Most modern electromagnetic devices consist of dielectric and magnetic particulate composites, which are designed with specific properties for delivering optimal performance. Predicting the effective electric permittivity and effective magnetic permeability of the envisioned composite is of great importance in validating the design for such applications. Analytical bounds to estimate these effective properties can be found in literature.

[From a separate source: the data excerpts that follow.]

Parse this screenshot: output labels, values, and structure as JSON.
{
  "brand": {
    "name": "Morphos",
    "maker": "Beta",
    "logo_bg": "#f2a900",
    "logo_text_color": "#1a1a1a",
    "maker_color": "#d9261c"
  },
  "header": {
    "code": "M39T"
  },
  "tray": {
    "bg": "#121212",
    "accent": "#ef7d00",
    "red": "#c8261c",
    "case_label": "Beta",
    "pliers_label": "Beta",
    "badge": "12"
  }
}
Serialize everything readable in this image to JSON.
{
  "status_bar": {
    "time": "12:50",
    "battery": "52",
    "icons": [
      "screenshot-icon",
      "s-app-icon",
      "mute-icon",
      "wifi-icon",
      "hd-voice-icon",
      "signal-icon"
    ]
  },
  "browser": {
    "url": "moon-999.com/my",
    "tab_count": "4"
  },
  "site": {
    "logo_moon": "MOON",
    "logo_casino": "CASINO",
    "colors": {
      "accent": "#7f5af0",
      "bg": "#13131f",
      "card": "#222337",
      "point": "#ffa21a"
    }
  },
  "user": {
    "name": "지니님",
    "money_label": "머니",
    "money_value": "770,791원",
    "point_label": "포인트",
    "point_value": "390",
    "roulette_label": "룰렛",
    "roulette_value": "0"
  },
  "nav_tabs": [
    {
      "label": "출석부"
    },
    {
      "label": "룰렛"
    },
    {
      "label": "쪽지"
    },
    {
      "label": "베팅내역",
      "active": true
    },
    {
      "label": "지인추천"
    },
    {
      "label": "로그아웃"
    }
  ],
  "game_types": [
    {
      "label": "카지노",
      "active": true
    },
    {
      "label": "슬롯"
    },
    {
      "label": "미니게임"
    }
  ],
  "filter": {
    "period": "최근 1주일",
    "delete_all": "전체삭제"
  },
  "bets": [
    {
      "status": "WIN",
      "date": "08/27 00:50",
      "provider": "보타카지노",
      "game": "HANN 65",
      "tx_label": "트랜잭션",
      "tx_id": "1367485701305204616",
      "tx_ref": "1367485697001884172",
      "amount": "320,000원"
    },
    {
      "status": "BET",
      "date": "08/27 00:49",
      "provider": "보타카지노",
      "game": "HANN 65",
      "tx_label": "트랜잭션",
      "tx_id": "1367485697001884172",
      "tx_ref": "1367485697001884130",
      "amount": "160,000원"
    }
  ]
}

However, they often yield large solution ranges and do not account for the microstructure of the composite. We present here a numerical method to estimate these effective electromagnetic properties for any given composite microstructure. It consists of solving Maxwell’s equations numerically using a particular Finite Difference Time Domain (FTDT) method, known as Yee’s scheme, over a representative volume element of the composite of interest. It allows capturing its electromagnetic response, and subsequently computing its effective electromagnetic properties. Results obtained with this method show good agreement with analytical bounds and experimental data. We also observe more accurate estimations than analytical bounds. The method is then used to assess thermal influence on these effective electromagnetic properties. A numerical design tool, that combines the optimization technique known as genetic algorithm with the proposed numerical method for estimating effective electromagnetic properties, is also presented. It allows determining the required composition and microstructure parameters for a particle doped composite in order to achieve the desired effective electromagnetic properties.